What is Workplace Harassment?

In recent years, we are hearing and seeing more stories about workplace harassment in the news. Workplace harassment is an unfortunately common phenomenon which has always existed but has only recently been named and recognized. With this recognition has come developments in Canadian employment legislation, which provides specific protection against workplace harassment for employees.

Despite the increase in worker protections, many employees remain unaware of their rights. This renders legal protections against workplace harassment powerless, since those protections are almost all complaint based. To meaningfully combat workplace harassment, more employees need to learn about their rights.

The first step is to know how to identify workplace harassment. But that concept is frequently and significantly misunderstood by the general public. As a result, employees are often left to deal with interpersonal issues on their own, not realizing that the issue they’re dealing is workplace harassment – a matter that ought to be addressed by the employer.

General definition

Workplace harassment is broadly defined across Canadian jurisdictions, but generally refers to some type of repetitive, offensive conduct that is known to be unwelcome.

Harassment can be written, verbal, non-verbal, direct, or indirect

Workplace harassment may include teasing, innuendos, name-calling, unwanted advances, or bigoted comments. Harassment can occur verbally, in writing, or can even be non-verbal gestures, like staring, gift-giving, or touching. It can be directed towards a person, or can occur indirectly, through gossiping or spreading rumours.

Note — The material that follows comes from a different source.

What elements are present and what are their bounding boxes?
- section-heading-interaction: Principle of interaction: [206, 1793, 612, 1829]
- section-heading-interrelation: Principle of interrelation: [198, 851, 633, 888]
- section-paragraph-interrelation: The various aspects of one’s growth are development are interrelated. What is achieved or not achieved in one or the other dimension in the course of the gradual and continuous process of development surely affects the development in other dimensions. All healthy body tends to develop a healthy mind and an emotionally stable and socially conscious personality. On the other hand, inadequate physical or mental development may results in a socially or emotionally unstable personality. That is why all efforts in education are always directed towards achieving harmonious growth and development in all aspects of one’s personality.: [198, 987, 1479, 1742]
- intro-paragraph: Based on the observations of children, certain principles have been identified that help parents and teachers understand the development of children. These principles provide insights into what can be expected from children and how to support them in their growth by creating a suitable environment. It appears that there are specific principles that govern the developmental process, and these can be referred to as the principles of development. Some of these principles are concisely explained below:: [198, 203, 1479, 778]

A single instance can constitute harassment

While workplace harassment usually involves ongoing, repeated behaviour, it can also arise from one single incident of inappropriate conduct – like an unwanted sexual advance from a manager.

The harasser can be anyone

Workplace harassment does not only refer to interactions with your colleagues. You may also be a victim of workplace harassment at the hands of your manager, supervisor, CEO, subordinates, customers, clients, or even members of the public. In one famous case, the Toronto Transit Commission (TTC) was found to have failed to protect its employees from workplace harassment on Twitter, which was directed at drivers by members of the public.

Workplace harassment can happen anywhere, at any time

Workplace harassment does not always occur at the office or on the jobsite. It can refer to interactions between after work, off-site, or online (for instance, through social media) if those interactions affect the work environment.

When to seek legal advice

As we have written before, your employer is your first line of defence against workplace harassment. If your employer brushes aside your harassment complaint, conducts a flawed investigation, or punishes you for reporting about workplace harassment, your employment situation may become intolerable. In these circumstances it may be time to consult with an employment lawyer. A lawyer can help you either sue your employer for wrongful dismissal or constructive dismissal or file an unlawful reprisal application under health and safety or human rights legislation.